Date Published: January 6, 2017
Publisher: Public Library of Science
Author(s): Melody M. H. Li, Zerlina Lau, Pamela Cheung, Eduardo G. Aguilar, William M. Schneider, Leonia Bozzacco, Henrik Molina, Eugen Buehler, Akinori Takaoka, Charles M. Rice, Dan P. Felsenfeld, Margaret R. MacDonald, Ana Fernandez-Sesma.
The host factor and interferon (IFN)-stimulated gene (ISG) product, zinc-finger antiviral protein (ZAP), inhibits a number of diverse viruses by usurping and intersecting with multiple cellular pathways. To elucidate its antiviral mechanism, we perform a loss-of-function genome-wide RNAi screen to identify cellular cofactors required for ZAP antiviral activity against the prototype alphavirus, Sindbis virus (SINV). In order to exclude off-target effects, we carry out stringent confirmatory assays to verify the top hits. Important ZAP-liaising partners identified include proteins involved in membrane ion permeability, type I IFN signaling, and post-translational protein modification. The factor contributing most to the antiviral function of ZAP is TRIM25, an E3 ubiquitin and ISG15 ligase. We demonstrate here that TRIM25 interacts with ZAP through the SPRY domain, and TRIM25 mutants lacking the RING or coiled coil domain fail to stimulate ZAP’s antiviral activity, suggesting that both TRIM25 ligase activity and its ability to form oligomers are critical for its cofactor function. TRIM25 increases the modification of both the short and long ZAP isoforms by K48- and K63-linked polyubiquitin, although ubiquitination of ZAP does not directly affect its antiviral activity. However, TRIM25 is critical for ZAP’s ability to inhibit translation of the incoming SINV genome. Taken together, these data uncover TRIM25 as a bona fide ZAP cofactor that leads to increased ZAP modification enhancing its translational inhibition activity.
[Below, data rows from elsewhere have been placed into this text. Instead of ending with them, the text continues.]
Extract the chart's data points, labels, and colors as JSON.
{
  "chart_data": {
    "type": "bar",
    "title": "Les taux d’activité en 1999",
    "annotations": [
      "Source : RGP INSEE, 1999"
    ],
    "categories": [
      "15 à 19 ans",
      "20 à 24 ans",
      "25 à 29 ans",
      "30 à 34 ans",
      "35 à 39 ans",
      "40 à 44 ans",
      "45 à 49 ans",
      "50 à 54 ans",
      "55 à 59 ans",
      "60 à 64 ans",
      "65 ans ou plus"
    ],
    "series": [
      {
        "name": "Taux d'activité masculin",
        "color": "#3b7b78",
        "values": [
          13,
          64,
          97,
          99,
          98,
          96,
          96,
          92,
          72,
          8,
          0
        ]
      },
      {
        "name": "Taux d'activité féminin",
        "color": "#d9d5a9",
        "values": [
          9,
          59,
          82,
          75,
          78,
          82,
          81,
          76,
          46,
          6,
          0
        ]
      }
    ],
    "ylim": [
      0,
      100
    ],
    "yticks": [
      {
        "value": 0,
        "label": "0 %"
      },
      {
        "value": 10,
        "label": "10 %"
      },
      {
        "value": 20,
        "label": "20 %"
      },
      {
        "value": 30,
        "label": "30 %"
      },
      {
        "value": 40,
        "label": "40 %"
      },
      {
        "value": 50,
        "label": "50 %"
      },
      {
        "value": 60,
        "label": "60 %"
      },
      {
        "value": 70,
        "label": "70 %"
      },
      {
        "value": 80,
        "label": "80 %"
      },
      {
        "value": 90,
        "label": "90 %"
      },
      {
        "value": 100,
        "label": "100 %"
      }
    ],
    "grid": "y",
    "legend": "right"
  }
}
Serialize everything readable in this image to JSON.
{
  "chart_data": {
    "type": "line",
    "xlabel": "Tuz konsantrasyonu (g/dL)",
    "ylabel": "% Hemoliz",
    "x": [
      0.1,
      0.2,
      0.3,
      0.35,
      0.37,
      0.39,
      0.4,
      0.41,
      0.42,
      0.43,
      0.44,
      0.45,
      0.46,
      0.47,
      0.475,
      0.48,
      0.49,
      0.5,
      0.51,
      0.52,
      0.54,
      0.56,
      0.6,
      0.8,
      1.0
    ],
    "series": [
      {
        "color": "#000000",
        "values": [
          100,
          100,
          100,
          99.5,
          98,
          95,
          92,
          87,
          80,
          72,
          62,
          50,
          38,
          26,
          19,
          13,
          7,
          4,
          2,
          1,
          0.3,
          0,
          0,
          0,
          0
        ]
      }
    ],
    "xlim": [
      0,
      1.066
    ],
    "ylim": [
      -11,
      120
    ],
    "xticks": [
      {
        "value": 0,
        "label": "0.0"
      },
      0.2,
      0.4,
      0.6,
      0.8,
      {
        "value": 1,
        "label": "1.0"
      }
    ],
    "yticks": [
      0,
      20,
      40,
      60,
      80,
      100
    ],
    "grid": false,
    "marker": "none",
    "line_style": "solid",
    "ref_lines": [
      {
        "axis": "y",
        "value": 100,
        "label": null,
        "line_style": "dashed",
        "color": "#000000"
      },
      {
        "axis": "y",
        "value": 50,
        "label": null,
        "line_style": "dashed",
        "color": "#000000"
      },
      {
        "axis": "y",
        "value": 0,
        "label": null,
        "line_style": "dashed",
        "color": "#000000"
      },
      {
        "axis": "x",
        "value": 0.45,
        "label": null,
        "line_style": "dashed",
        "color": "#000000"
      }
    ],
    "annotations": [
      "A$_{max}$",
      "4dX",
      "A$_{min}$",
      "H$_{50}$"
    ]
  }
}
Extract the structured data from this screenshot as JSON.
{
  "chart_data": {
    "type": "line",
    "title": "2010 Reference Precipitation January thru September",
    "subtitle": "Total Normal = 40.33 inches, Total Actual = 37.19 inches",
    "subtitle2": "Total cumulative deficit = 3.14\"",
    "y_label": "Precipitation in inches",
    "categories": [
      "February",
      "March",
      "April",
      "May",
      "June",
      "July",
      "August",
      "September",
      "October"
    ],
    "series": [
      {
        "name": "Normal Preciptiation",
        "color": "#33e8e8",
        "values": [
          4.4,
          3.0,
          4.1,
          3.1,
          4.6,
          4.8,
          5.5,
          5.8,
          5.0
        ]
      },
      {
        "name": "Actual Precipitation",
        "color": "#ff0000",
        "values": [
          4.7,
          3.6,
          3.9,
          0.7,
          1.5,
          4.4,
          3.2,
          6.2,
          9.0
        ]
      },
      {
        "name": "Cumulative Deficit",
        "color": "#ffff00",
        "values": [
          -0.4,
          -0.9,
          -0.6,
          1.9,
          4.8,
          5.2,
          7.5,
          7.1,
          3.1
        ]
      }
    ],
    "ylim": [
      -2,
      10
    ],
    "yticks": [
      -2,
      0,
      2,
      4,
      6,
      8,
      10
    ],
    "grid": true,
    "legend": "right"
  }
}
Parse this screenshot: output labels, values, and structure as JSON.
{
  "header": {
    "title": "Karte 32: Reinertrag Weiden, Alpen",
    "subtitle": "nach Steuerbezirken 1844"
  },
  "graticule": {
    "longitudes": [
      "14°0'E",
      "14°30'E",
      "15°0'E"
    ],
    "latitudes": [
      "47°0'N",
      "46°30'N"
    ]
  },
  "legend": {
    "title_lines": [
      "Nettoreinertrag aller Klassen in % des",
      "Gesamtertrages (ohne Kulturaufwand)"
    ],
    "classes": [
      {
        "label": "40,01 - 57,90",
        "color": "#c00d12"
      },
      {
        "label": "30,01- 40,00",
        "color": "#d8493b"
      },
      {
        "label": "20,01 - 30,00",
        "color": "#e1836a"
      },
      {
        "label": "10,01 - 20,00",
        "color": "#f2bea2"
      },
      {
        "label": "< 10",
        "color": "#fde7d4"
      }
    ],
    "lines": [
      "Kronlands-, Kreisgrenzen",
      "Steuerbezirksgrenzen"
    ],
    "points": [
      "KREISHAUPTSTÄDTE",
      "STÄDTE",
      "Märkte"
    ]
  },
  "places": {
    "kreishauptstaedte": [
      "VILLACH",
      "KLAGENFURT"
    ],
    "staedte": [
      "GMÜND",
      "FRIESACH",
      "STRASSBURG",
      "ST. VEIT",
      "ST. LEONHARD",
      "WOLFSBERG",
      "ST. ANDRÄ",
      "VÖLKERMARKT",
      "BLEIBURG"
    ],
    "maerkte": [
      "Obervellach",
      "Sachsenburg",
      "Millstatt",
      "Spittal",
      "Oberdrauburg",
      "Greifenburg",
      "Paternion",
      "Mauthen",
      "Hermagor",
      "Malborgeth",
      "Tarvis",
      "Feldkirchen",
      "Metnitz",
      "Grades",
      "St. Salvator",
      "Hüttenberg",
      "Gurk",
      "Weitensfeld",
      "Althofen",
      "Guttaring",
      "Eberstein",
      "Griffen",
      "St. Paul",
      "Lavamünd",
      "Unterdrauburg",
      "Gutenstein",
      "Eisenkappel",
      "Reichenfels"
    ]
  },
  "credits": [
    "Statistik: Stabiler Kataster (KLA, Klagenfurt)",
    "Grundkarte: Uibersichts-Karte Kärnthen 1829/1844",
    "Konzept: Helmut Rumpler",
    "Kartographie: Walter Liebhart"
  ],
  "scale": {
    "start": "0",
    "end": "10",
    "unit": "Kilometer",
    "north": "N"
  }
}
The recent re-emergence and spread of viruses beyond their normal geographic distribution have affected countries worldwide. Understanding the biology of host factors with broad antiviral activity is crucial to vaccine and drug development efforts to counteract existing and emerging viral infections.
We reported in this study that ZAP requires multiple host factors for its maximal antiviral activity. We identified novel partners of ZAP that are normally important for a range of cellular processes, such as membrane ion permeability, innate immune signaling, and post-translational protein modification. Among the hits, JAK1 is a kinase important for signaling of the type I IFN receptor and can potentially act by augmenting the stimulatory effects of ZAP on the RIG-I pathway. On the other hand, KCNH5 is an outward rectifying potassium channel and it is not clear how it can stimulate ZAP’s function. It has been shown that reduction of the intracellular K+ concentration can activate the NLRP3 inflammasome, linking ion efflux to innate immunity . It is interesting to note that known interacting partners of ZAP, such as RIG-I or components of the exosome complex, were not hits in the screen, although that is likely largely dependent on the type of assay used and the basal expression levels of genes that are knocked down. Moreover, although MAP3K14 was previously found to be synergistic with ZAP in an ISG overexpression screen , it was not a hit in our confirmatory screen. It is likely that synergistic effects are less pronounced in our screen where endogenous levels of proteins are being interrogated and the effect from silencing of one gene might be compensated by a homologous gene or another ZAP partner.